Russia makes blacklist again
Last year, Russia’s armed forces landed on the blacklist for their war in Ukraine. This year, they remained listed despite a significant drop in the number of violations attributed to them. The United Nations verified the killing of 80 children and the maiming of 339 others attributed to Russian forces and affiliated groups.
A senior U.N. official said a decrease was not enough. Russia must continue this trend for at least a year and also sign a joint action plan with Gamba’s office to be delisted.
No party previously on the list was delisted this year.

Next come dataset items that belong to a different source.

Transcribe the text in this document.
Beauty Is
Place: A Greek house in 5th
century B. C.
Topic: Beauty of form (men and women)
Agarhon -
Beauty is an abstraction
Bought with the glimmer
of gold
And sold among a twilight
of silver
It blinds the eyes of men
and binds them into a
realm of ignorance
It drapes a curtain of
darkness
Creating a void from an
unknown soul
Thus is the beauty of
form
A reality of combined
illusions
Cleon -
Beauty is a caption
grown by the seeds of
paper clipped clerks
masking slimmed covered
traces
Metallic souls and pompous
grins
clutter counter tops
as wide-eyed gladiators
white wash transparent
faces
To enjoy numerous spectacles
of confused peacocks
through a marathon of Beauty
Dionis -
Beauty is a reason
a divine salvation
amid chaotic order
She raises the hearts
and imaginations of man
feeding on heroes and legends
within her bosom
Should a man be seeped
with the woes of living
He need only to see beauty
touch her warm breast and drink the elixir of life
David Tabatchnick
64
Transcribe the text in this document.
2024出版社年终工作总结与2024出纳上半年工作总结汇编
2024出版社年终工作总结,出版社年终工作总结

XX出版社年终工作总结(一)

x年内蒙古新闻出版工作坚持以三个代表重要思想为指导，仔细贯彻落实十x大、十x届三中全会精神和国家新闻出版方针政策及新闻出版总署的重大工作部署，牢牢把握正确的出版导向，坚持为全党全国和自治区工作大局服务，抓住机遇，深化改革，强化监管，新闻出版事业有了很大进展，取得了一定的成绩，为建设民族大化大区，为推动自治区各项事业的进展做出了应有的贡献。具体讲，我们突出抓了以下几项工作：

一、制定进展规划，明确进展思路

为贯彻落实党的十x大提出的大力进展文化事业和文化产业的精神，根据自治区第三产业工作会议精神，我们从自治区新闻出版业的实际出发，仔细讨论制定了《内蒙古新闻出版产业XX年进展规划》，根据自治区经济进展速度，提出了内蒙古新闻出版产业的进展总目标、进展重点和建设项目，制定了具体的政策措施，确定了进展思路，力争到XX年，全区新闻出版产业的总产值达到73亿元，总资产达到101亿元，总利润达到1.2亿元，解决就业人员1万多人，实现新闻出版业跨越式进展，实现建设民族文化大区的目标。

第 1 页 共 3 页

Both sides in Sudan conflict make list
The situation in Sudan, which devolved into brutal violence in April 2023 when two rival generals went to war in a power struggle that continues today, has seen the Sudanese Armed Forces and the paramilitary Rapid Support Forces both land on this year’s blacklist.
The report found a dramatic increase in 2023 in the military recruitment and use of children in Sudan, as well as their killing, maiming and sexual abuse. Attacks on schools and hospitals were also reported.
“I urge all parties to take preventive and mitigating actions to avoid and minimize harm and better protect children, including to refrain from the use of explosive devices,” Guterres said in the report.
The 2023 report verified nearly 33,000 grave violations committed against the world’s children in several countries experiencing conflict — an increase of 21% over the previous year. There were 11,649 confirmed child killings and maimings. Recruitment is again on the rise, after trending downward for the past two years.
Grave violations were reported in countries including Afghanistan, Burkina Faso, Colombia, Congo, Myanmar, Somalia and Syria, among others.